Renforcer l’accompagnement pour lutter contre la destruction du Lycée professionnel

samedi 8 septembre 2012

La destruction du Lycée professionnel

Ces dernières années, le Lycée professionnel a subi, au nom de la rigueur budgétaire, un train de réformes qui ont profondément ébranlé la qualité de l’enseignement et l’accueil des élèves. Ainsi, la mise en place du Bac professionnel en trois ans a totalement modifié la structure des enseignements ainsi que la quotité horaire de ces derniers. En effet, on a vu baisser le nombre d’heures affectées par discipline, essentiellement au profit de « volants d’heures », plus ou moins négociables, appelés, qui, projet, qui, accompagnement personnalisé, ou plus rarement, P.P.C.P. (Projet pluridisciplinaire à caractère professionnel). Et, depuis deux ans, avec la fin des B.E.P., on assiste à une accélération de la destruction du Lycée professionnel, avec la fermeture de sections, et même de L.P. entiers, partout sur le territoire national, laissant sans affectation des T.Z.R. et des contractuel·le·s en grand nombre.

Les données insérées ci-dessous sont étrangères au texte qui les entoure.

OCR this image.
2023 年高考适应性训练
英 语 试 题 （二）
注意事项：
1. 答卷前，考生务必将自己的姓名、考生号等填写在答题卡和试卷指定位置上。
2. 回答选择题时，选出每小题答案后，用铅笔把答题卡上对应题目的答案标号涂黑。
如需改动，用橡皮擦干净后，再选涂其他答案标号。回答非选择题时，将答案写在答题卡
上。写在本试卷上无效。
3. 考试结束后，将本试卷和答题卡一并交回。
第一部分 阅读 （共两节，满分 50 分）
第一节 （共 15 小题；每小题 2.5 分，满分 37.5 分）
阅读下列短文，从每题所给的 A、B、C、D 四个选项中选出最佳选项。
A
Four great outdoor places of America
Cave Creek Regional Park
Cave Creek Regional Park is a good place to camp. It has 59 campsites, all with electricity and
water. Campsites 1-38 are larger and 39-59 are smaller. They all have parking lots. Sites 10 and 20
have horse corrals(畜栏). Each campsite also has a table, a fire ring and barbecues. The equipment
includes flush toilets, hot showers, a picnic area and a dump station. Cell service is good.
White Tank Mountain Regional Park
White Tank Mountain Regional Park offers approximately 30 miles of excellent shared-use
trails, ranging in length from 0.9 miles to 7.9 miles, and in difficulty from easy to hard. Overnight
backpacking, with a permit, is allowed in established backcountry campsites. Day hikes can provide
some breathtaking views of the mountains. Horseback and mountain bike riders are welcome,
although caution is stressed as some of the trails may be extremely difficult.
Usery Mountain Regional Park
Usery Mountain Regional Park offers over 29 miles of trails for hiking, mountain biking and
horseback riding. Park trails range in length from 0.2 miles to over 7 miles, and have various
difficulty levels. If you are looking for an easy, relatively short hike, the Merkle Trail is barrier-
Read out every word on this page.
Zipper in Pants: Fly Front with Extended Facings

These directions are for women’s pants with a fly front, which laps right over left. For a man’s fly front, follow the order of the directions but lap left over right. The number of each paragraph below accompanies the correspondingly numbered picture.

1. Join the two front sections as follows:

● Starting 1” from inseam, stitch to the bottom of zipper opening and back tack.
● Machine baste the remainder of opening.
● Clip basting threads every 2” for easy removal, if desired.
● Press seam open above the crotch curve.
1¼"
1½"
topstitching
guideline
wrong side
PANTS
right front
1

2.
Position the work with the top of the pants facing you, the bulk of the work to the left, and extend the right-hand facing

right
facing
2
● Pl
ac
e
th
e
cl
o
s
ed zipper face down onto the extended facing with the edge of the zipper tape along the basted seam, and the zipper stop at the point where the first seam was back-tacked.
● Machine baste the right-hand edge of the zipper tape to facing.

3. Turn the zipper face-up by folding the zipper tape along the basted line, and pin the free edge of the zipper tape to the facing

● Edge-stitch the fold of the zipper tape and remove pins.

Des élèves en grande difficulté

À ce constat, s’ajoute celui de l’accueil d’élèves en grande difficulté qui, avec la réforme, vont devoir, vaille que vaille, passer un Bac professionnel en trois ans, là où, il y a peu, ils pouvaient progresser, par étapes, du C.A.P. au Bac pro (dans un cursus de cinq ans au lieu de trois aujourd’hui).

On peut également interroger l’efficience de l’accompagnement personnalisé qui reste un chantier ouvert, tenant davantage de l’auberge espagnole que d’une véritable proposition d’aide et d’accueil aux élèves et notamment à ceux et celles qui en auraient le plus besoin. En effet, il n’y a pas de concertation sérieuse, à quelque échelle que ce soit, qui permette d’établir un plan d’action propre à répondre, concrètement et pour chacun·e, aux attentes et aux besoins spécifiques. On assiste plutôt, et comme d’habitude, à du saupoudrage de recettes méthodologiques souvent insuffisantes, voire inadaptées aux profils des élèves.

Face à une telle situation, il est urgent d’exiger la refonte des moyens afin de répondre aux nécessités tant de la formation professionnelle que de l’approfondissement des savoirs de nos élèves. D’autant qu’il est démontré que les élèves en difficulté demandent plus de temps pour assimiler les savoirs et les savoir-faire.

Renforcer l’accompagnement par les TZR

Deux voies sont à explorer, et même à mettre en interaction :
- d’une part, nous pourrions «  récupérer » une partie des heures actuellement mises au pot commun de l’accompagnement personnalisé pour développer l’offre dans nos savoirs disciplinaires, et ces heures pourraient, éventuellement, être attribuées à unÉe collègue et, précisément, un·e T.Z.R. ;
- d’autre part, et ceci est à réfléchir, à l’échelle du lycée ou du Bassin d’éducation : proposer un renforcement de l’accompagnement qui serait effectué par les T.Z.R. et les contractuel·le·s qui se retrouvent sans poste. Ainsi, en attendant l’augmentation des effectifs scolaires, il serait plus efficient d’optimiser les ressources humaines sur le terrain (sachant que certain·e·s T.Z.R. sont rattaché·e·s à un établissement ou à un B.E.).
En tout état de cause, nous devons, dès à présent, proposer une refonte de l’offre d’enseignement qui soit plus juste ainsi que beaucoup plus efficace pour les élèves et permette également à tout·e·s les enseignant·e·s d’exercer leur métier en ayant le sentiment d’être utiles à leurs élèves.